Una volti scelti i cloni delle cellule staminali utili al nostro studio, bisogna confermare che le cellule siano effettivamente staminali. Ciò viene fatto valutando l’espressione di marcatori di staminalità come indicato nelle figure, sia mediante RT PCR dei geni OCT SOX e NANOG sia con tecniche di immunofluorescenza che verificano anche l’espressione delle proteine TRA1-60 e SSEA4. Infine prima di poter differenziare i cloni selezionati in neuroni, occorre verificare che durante il processo di generazione delle IPSCs la mappa cromosomica sia rimasta fedele all’originale, ossia che non siano insorti riarrangiamenti prima non presenti nel paziente che potrebbero alterare l’interpretazione di marcatori biologici e quindi dell’efficacia di molecole testate su di esse. A tale scopo viene effettuata la mappa cromosomica sia del sangue della bambina sia dei cloni di IPSC derivato da questo.

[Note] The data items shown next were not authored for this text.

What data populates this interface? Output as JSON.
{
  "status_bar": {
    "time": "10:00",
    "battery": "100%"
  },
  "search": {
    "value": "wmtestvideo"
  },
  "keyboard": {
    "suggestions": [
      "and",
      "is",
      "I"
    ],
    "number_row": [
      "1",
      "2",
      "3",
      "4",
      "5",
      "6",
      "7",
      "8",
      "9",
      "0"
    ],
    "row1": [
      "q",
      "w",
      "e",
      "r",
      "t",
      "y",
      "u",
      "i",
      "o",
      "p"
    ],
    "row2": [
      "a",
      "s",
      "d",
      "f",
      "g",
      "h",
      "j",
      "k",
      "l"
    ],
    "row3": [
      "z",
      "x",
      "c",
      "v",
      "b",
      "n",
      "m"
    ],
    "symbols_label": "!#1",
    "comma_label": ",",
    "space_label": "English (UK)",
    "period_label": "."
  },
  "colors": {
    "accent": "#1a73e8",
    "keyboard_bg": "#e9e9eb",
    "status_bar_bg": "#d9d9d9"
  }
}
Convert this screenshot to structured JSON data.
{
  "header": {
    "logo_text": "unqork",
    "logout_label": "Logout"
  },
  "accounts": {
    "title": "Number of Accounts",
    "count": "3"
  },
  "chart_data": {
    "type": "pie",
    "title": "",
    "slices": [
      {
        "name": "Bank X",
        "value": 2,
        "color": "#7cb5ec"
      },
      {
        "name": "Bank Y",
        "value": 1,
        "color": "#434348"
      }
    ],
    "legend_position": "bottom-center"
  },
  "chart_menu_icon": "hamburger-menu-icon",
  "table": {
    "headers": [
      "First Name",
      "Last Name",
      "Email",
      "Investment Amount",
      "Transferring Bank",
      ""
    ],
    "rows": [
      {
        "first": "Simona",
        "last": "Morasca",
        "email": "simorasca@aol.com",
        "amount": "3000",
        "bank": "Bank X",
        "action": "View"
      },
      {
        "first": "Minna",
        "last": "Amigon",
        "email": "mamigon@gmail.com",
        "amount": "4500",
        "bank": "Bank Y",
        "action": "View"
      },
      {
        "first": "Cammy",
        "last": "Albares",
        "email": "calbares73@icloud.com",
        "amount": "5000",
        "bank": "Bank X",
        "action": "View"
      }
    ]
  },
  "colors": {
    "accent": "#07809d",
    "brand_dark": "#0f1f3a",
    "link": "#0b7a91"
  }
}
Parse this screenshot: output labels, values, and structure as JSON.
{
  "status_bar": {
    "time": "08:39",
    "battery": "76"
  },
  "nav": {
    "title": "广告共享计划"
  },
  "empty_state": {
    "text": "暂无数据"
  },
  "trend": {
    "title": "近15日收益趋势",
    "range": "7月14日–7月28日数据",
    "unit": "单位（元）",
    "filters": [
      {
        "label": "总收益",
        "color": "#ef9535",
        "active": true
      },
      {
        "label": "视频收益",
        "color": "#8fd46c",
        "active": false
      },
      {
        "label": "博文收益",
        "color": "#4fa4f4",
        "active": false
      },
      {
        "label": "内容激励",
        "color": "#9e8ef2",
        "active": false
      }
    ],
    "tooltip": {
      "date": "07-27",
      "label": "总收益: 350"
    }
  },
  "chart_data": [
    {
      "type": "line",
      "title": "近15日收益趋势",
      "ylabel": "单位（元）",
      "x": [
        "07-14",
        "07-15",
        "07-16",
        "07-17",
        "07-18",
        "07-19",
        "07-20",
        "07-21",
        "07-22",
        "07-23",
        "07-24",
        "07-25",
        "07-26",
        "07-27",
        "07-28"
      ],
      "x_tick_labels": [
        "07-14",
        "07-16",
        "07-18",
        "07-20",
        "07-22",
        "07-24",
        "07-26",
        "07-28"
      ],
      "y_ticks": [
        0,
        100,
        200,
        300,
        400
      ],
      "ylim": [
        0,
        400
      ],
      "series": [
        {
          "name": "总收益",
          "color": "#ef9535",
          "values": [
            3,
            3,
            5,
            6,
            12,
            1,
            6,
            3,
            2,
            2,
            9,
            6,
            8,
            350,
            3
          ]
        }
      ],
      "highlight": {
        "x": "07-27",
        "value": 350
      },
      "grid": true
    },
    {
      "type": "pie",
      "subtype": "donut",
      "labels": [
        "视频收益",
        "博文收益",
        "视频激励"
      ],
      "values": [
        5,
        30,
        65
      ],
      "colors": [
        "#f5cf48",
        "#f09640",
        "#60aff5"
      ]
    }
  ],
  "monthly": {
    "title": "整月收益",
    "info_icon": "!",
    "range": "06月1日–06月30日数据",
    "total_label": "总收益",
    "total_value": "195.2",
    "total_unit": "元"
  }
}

Abbiamo eseguito per ora questo passaggio sulle IPScs delle pazienti con mutazione p.Arg255* ed è in corso per quelle delle pazienti p.Arg133Cys.
A questo punto siamo pronti per entrare nel vivo del lavoro differenziando le cellule in neuroni corticali e ippocampali. Alcune aliquote delle cellule staminali generate verranno conservate per esperimenti futuri e rese eventualmente disponibili, con il consenso dei genitori per progetti di collaborazione internazionale volti a saggiare strategie terapeutiche. Sarebbe auspicabile reclutare qualche paziente in più con una di queste tre mutazioni, in particolare bambine con un quadro clinico piuttosto severo.